Afghanistan employs lockdown jobless to boost Kabul’s water supply
Afghanistan employs lockdown jobless to boost Kabul’s water supply
Reuter
LatestWorld

KABUL: Zaker Hussain Zaheri was a cook in Afghanistan’s capital who lost his job in March due to the coronavirus pandemic. Now, he digs trenches to capture rainwater and snowmelt on a mountain on the outskirts of Kabul, as the city grapples with both a water and health crisis.

KABUL: Zaker Hussain Zaheri was a cook in Afghanistan’s capital who lost his job in March due to the coronavirus pandemic. Now, he digs trenches to capture rainwater and snowmelt on a mountain on the outskirts of Kabul, as the city grapples with both a water and health crisis.

Lockdown measures to curb the spread of the disease have taken their toll on Afghanistan’s economy, so the government is employing more than 40,000 jobless workers to rehabilitate groundwater supplies for its fast-growing capital.

“This is a tough job, but I have to do it to earn enough for food, and I have pride that I take part in the reconstruction of my country, this is good for the future of our country,” Zaheri, 28, said.

Globally, about 1.6 billion workers in the informal economy, representing nearly half of the world’s labourforce, will likely lose their livelihoods due to the fallout from the coronavirus pandemic, the International Labour Organization said in April.

Planned to run for at least a year with twelve billion Afghanis ($155 million) in funding, the Kabul water project is paying labourers at least 300 afghanis ($3.90) per day to dig close to 150,000 trenches, as well as 17 small dams and spillways, on the outskirts of the mountainous Afghan capital.

After work, Zaheri drinks tea and eats bread at home with his seven children.
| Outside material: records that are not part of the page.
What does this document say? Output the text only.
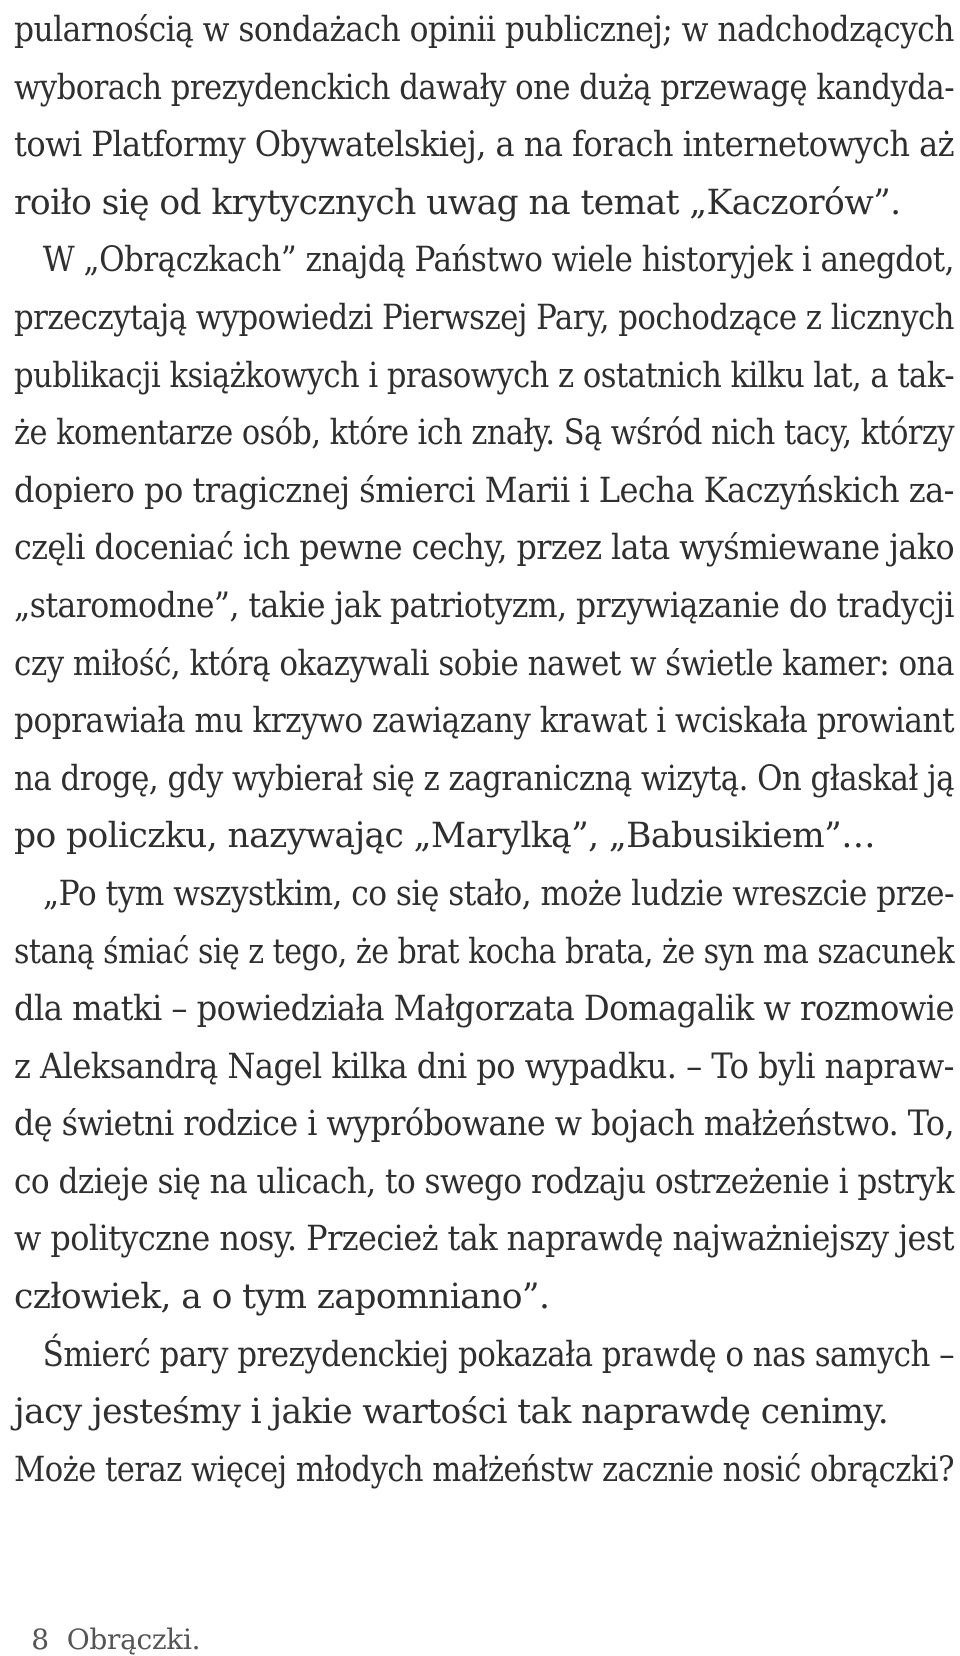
pularnością w sondażach opinii publicznej; w nadchodzących
wyborach prezydenckich dawały one dużą przewagę kandyda-
towi Platformy Obywatelskiej, a na forach internetowych aż
roiło się od krytycznych uwag na temat „Kaczorów”.
W „Obrączkach” znajdą Państwo wiele historyjek i anegdot,
przeczytają wypowiedzi Pierwszej Pary, pochodzące z licznych
publikacji książkowych i prasowych z ostatnich kilku lat, a tak-
że komentarze osób, które ich znały. Są wśród nich tacy, którzy
dopiero po tragicznej śmierci Marii i Lecha Kaczyńskich za-
częli doceniać ich pewne cechy, przez lata wyśmiewane jako
„staromodne”, takie jak patriotyzm, przywiązanie do tradycji
czy miłość, którą okazywali sobie nawet w świetle kamer: ona
poprawiała mu krzywo zawiązany krawat i wciskała prowiant
na drogę, gdy wybierał się z zagraniczną wizytą. On głaskał ją
po policzku, nazywając „Marylką”, „Babusikiem”…
„Po tym wszystkim, co się stało, może ludzie wreszcie prze-
staną śmiać się z tego, że brat kocha brata, że syn ma szacunek
dla matki – powiedziała Małgorzata Domagalik w rozmowie
z Aleksandrą Nagel kilka dni po wypadku. – To byli napraw-
dę świetni rodzice i wypróbowane w bojach małżeństwo. To,
co dzieje się na ulicach, to swego rodzaju ostrzeżenie i pstryk
w polityczne nosy. Przecież tak naprawdę najważniejszy jest
człowiek, a o tym zapomniano”.
Śmierć pary prezydenckiej pokazała prawdę o nas samych –
jacy jesteśmy i jakie wartości tak naprawdę cenimy.
Może teraz więcej młodych małżeństw zacznie nosić obrączki?

8 Obrączki.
His eldest daughter Laila, 10, said she appreciated her father taking risks in going to out work on a mountain in the middle of a pandemic.
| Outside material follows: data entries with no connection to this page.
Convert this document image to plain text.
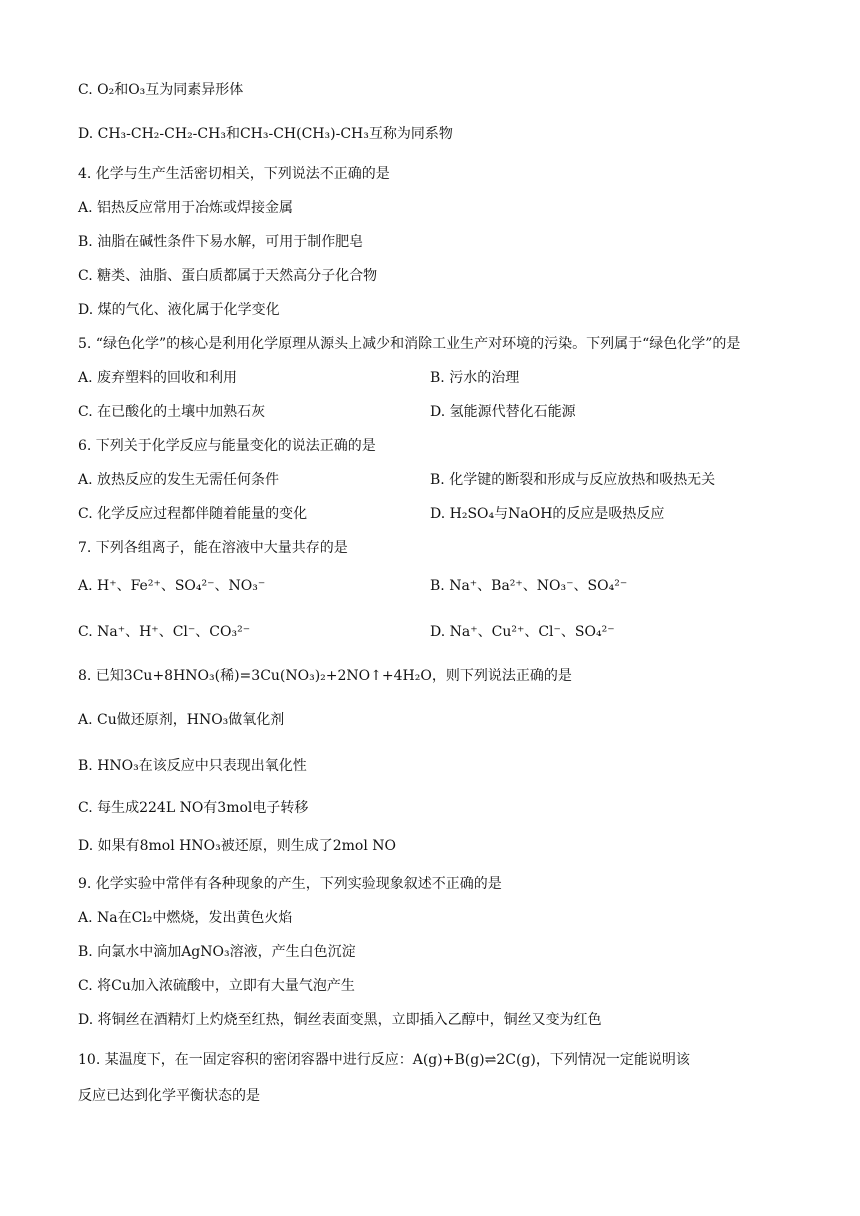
C. O₂和O₃互为同素异形体
D. CH₃-CH₂-CH₂-CH₃和CH₃-CH(CH₃)-CH₃互称为同系物
4. 化学与生产生活密切相关，下列说法不正确的是
A. 铝热反应常用于冶炼或焊接金属
B. 油脂在碱性条件下易水解，可用于制作肥皂
C. 糖类、油脂、蛋白质都属于天然高分子化合物
D. 煤的气化、液化属于化学变化
5. “绿色化学”的核心是利用化学原理从源头上减少和消除工业生产对环境的污染。下列属于“绿色化学”的是
A. 废弃塑料的回收和利用	B. 污水的治理
C. 在已酸化的土壤中加熟石灰	D. 氢能源代替化石能源
6. 下列关于化学反应与能量变化的说法正确的是
A. 放热反应的发生无需任何条件	B. 化学键的断裂和形成与反应放热和吸热无关
C. 化学反应过程都伴随着能量的变化	D. H₂SO₄与NaOH的反应是吸热反应
7. 下列各组离子，能在溶液中大量共存的是
A. H⁺、Fe²⁺、SO₄²⁻、NO₃⁻	B. Na⁺、Ba²⁺、NO₃⁻、SO₄²⁻
C. Na⁺、H⁺、Cl⁻、CO₃²⁻	D. Na⁺、Cu²⁺、Cl⁻、SO₄²⁻
8. 已知3Cu+8HNO₃(稀)=3Cu(NO₃)₂+2NO↑+4H₂O，则下列说法正确的是
A. Cu做还原剂，HNO₃做氧化剂
B. HNO₃在该反应中只表现出氧化性
C. 每生成224L NO有3mol电子转移
D. 如果有8mol HNO₃被还原，则生成了2mol NO
9. 化学实验中常伴有各种现象的产生，下列实验现象叙述不正确的是
A. Na在Cl₂中燃烧，发出黄色火焰
B. 向氯水中滴加AgNO₃溶液，产生白色沉淀
C. 将Cu加入浓硫酸中，立即有大量气泡产生
D. 将铜丝在酒精灯上灼烧至红热，铜丝表面变黑，立即插入乙醇中，铜丝又变为红色
10. 某温度下，在一固定容积的密闭容器中进行反应：A(g)+B(g)⇌2C(g)，下列情况一定能说明该
反应已达到化学平衡状态的是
“The rich people don’t go out, and they stay at their homes at this juncture, but my father goes out and works for us,” she said.
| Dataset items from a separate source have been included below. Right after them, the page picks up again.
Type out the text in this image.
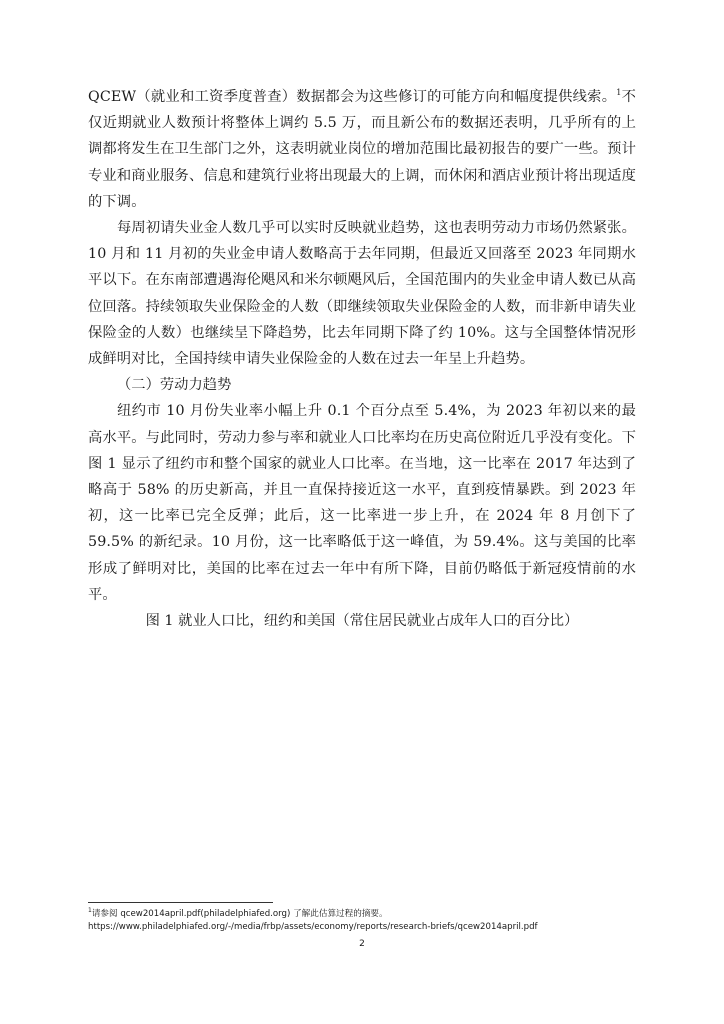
QCEW（就业和工资季度普查）数据都会为这些修订的可能方向和幅度提供线索。$^1$不仅近期就业人数预计将整体上调约 5.5 万，而且新公布的数据还表明，几乎所有的上调都将发生在卫生部门之外，这表明就业岗位的增加范围比最初报告的要广一些。预计专业和商业服务、信息和建筑行业将出现最大的上调，而休闲和酒店业预计将出现适度的下调。

每周初请失业金人数几乎可以实时反映就业趋势，这也表明劳动力市场仍然紧张。10 月和 11 月初的失业金申请人数略高于去年同期，但最近又回落至 2023 年同期水平以下。在东南部遭遇海伦飓风和米尔顿飓风后，全国范围内的失业金申请人数已从高位回落。持续领取失业保险金的人数（即继续领取失业保险金的人数，而非新申请失业保险金的人数）也继续呈下降趋势，比去年同期下降了约 10%。这与全国整体情况形成鲜明对比，全国持续申请失业保险金的人数在过去一年呈上升趋势。

（二）劳动力趋势

纽约市 10 月份失业率小幅上升 0.1 个百分点至 5.4%，为 2023 年初以来的最高水平。与此同时，劳动力参与率和就业人口比率均在历史高位附近几乎没有变化。下图 1 显示了纽约市和整个国家的就业人口比率。在当地，这一比率在 2017 年达到了略高于 58% 的历史新高，并且一直保持接近这一水平，直到疫情暴跌。到 2023 年初，这一比率已完全反弹；此后，这一比率进一步上升，在 2024 年 8 月创下了 59.5% 的新纪录。10 月份，这一比率略低于这一峰值，为 59.4%。这与美国的比率形成了鲜明对比，美国的比率在过去一年中有所下降，目前仍略低于新冠疫情前的水平。

图 1 就业人口比，纽约和美国（常住居民就业占成年人口的百分比）

$^1$请参阅 qcew2014april.pdf(philadelphiafed.org) 了解此估算过程的摘要。
https://www.philadelphiafed.org/-/media/frbp/assets/economy/reports/research-briefs/qcew2014april.pdf
2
Kabul’s groundwater supplies – its primary source of drinking water – have been over-exploited, putting the city of up to seven million people at risk of severe shortages, experts say.

A study published in May by the Afghanistan Research and Evaluation Unit (AREU), an independent think-tank, calculated that the city’s groundwater levels had decreased by about 1 meter per year over the past two decades.

Some parts of central Kabul have seen drops of as much as 30 meters over 14 years, the study said.

The water project, run by the state’s National Development Corporation, aims to boost groundwater levels while also increasing greenery to improve water and air quality, spokesman Mohammad Mustafa Naveed told the Thomson Reuters Foundation.

Afghanistan has joined a growing global trend of countries, including neighbouring Pakistan, turning to “green stimulus” projects to address two urgent challenges at once: keeping the economy running through the pandemic and tackling the effects of climate change.

The network of trenches focused on six locations will store and absorb the rainwater and snowmelt Afghanistan gets in the winter and spring, but which is usually wasted through flash flooding, Naveed explained.

“In the second phase of the project, 13 million saplings will be planted along these trenches and thousands more people will be employed to plant and preserve them,” he added.

The trees will be mainly local species that require less water, such as pistachio and pine nut, Naveed said.

While climate change has led to more frequent short rainstorms, the number of longer rainfall events needed to gradually recharge groundwater has decreased, said the author of the AREU study, Najibullah Sadid.

Rising temperatures cause higher rates of evaporation, which also shrinks groundwater supplies, noted Sadid, a researcher at the University of Stuttgart in Germany.

In addition, the study pointed to Kabul’s increasing urbanization – meaning more paved surfaces that block rain and snow from seeping into the ground – and its booming population, which is drawing groundwater faster than it can be topped up.

“The Kabul population has doubled since 2001, while the groundwater recharge remains constant and may have even decreased,” Sadid noted.

As a result, groundwater levels are falling at an “alarming rate”, which could push people to start tapping unsafe water sources, he added.

That would pose risks to health and livelihoods almost as serious as war and air pollution, Sadid warned.